Der Küstenkrimi „Zwischen Mord und Ostsee – Verbranntes Grab“ von Nele Bruun ist aus einer Reihe mit den Flensburger Ehepaar und Kommissar Kollegen Lohse und Speckmann. Die beiden sind ein sehr gut funktionierendes Ermittler Paar, die sich auch immer mal wieder auf den Arm nehmen, aber ansonsten ihre Arbeit sehr gut erledigen. Die Autorin hat hier einen Roman erschaffen, der sich tief im Bereich des Glaubens und der Mystik bewegt. Bei der Sylvester Tradition des Kenkern, verschwinden drei Frauen, was aber nicht sofort bemerkt wird. Wie in einem schlechten Abzählreim werden zwei der Frauen gefunden und die dritte als vermisst erklärt. Anhaltspunkte auf den Täter tauchen nur ganz vage auf und so sind die beiden schon auf ihr Bauchgefühl angewiesen, etwas über den Mörder zu finden. Geschickt hat die Autorin Zitate versteckt, die auf einen religiösen Hintergrund schließen lassen. Passen dazu gibt es eine zurückgezogen lebende Gruppe von Menschen, die ihre eigene religiöse Tradition leben. Diese Spur ist geschickt gelegt und so scheint es nur noch eine Frage der Zeit zu sein bis der Mörder dingfest gemacht werden kann. Doch der Spannungsbogen ist noch nicht angekommen am Gipfel und so gibt es bis zum Höhepunkt noch die ein oder andere Wendung. Sprachlich ist der Krimi solide und einige Anknüpfungspunkte an Föhrer Traditionen sind ebenfalls vorhanden.

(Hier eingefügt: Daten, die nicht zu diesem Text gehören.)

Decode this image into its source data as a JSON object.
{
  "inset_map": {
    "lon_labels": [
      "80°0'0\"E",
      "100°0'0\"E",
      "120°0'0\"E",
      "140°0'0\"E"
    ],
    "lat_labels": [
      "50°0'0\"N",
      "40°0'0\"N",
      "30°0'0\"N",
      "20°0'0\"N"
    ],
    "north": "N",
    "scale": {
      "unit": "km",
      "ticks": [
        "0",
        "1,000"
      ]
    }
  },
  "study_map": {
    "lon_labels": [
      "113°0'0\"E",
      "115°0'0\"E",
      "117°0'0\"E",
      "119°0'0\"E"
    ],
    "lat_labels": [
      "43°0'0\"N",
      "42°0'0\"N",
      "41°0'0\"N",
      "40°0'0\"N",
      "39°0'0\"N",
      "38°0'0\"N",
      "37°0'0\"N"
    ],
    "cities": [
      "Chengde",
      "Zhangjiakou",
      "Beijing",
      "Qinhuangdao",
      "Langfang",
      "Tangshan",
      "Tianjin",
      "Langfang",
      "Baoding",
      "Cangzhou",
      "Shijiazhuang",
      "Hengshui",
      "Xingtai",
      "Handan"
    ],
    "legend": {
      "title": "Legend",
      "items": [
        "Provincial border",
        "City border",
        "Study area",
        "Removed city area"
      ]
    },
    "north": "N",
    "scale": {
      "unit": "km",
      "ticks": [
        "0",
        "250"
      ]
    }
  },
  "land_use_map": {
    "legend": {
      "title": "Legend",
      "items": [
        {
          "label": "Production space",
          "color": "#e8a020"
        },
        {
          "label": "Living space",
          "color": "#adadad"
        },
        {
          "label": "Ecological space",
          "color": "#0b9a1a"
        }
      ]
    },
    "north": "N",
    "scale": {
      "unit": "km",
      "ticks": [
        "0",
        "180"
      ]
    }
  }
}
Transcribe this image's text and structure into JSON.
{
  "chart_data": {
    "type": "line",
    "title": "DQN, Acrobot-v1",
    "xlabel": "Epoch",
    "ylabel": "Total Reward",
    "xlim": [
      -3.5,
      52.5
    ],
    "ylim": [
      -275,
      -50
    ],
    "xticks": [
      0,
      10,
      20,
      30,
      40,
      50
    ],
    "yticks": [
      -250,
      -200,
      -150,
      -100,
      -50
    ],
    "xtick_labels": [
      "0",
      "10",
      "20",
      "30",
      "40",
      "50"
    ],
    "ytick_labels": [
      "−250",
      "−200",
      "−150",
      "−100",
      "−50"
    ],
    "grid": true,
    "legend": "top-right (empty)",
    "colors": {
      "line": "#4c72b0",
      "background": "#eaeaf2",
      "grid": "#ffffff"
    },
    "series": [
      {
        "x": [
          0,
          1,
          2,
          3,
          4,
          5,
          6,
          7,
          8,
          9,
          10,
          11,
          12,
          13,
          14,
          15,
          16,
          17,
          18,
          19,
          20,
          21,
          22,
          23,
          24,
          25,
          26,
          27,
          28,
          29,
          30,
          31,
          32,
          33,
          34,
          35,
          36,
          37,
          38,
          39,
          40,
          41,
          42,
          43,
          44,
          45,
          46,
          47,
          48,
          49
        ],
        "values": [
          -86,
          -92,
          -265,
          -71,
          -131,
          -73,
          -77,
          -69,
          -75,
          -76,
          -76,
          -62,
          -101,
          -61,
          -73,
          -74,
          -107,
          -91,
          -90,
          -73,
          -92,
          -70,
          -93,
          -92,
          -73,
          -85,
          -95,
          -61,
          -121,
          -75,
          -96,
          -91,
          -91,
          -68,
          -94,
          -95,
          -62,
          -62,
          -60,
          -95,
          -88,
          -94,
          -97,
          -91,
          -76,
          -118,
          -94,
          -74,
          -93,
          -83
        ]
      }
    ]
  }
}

Ich finde diesen Küstenkrimi gut, aber er hat auch ein paar Längen, so dass ich ihn zwar gut empfehlen kann, der Krimi ansonsten, meiner Meinung nach, nicht ganz oben im Regal anzusiedeln ist.
buecherwurm_01 –
Ein sympathisches Ermittlerduo bei einem spannenden Fall
Am Neujahrsmorgen führt eine verkohlte Leiche am Strand die Kriminalhauptkommissare Lohse und Speckmann auf die Insel Föhr. Eine schnelle Lösung ist nicht in Sicht und so quartieren sie sich auf der Insel ein. Sie erhalten die Information zu einer seit dem Silvesterabend vermissten Frau, kurz darauf ist eine weitere Frau verschwunden. Ein Zusammenhang lässt sich nicht herstellen und so dauern die Ermittlungen an. Unterschiedliche Ansätze werden verfolgt und wieder verworfen.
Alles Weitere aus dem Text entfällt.